Der zweite Teil behandelt Jelineks „Was geschah, nachdem Nora ihren Mann verlassen hatte oder Stützen der Gesellschaften“. Zunächst werden ihre politische und ästhetische Position erläutert, um im Anschluss die inhaltliche Interpretation des Stücks vorzunehmen. Besonderes Augenmerk liegt dabei auf dem Prozess der Entmythologisierung von Emanzipation und der „Natur der Frau“.

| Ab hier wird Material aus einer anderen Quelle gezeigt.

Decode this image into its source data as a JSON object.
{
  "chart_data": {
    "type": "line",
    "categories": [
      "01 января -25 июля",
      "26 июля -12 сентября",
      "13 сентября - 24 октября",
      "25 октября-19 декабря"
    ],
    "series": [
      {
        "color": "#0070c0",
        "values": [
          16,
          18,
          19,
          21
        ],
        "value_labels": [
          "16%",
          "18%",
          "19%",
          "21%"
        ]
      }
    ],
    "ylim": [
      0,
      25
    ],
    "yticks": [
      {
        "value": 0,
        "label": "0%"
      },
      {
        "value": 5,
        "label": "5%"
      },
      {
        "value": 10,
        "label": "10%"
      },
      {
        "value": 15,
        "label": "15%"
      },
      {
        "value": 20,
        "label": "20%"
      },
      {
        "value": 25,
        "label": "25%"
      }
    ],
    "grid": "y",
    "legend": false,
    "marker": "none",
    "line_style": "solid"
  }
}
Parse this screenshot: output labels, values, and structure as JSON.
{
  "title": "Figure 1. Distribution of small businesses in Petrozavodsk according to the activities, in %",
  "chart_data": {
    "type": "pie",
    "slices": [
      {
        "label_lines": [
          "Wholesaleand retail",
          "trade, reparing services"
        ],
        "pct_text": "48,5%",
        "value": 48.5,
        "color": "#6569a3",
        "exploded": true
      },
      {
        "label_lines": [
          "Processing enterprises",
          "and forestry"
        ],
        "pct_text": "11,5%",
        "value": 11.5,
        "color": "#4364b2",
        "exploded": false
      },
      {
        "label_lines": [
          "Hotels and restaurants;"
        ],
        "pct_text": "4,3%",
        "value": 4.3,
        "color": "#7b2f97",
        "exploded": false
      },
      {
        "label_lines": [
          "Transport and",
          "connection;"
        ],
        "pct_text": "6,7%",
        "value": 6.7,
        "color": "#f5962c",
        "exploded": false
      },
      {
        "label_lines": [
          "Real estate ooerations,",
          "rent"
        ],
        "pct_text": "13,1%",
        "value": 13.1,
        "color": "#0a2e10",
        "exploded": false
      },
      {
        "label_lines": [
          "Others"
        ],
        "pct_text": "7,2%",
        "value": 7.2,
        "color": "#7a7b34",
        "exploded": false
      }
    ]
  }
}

Im letzten Teil werden die beiden Werke hinsichtlich ihrer Theaterästhetik, ihrer Aussage und des Problems der Emanzipation verglichen. Die Motivation Jelineks, eine Fortsetzung von Ibsens Drama zu schreiben, wird erläutert und die Frage nach den Gründen für die Umkehrung von Ibsens Optimismus in absoluten Pessimismus wird aufgeworfen.
Schlüsselwörter
Die Arbeit befasst sich mit den Themen Emanzipation, Gender, Patriarchat, Geschlechterverhältnis, Theaterästhetik, Henrik Ibsen, Elfriede Jelinek, „Nora (Ein Puppenheim)“, „Was geschah, nachdem Nora ihren Mann verlassen hatte oder Stützen der Gesellschaften“, Mythos, Destruktion, Optimismus, Pessimismus.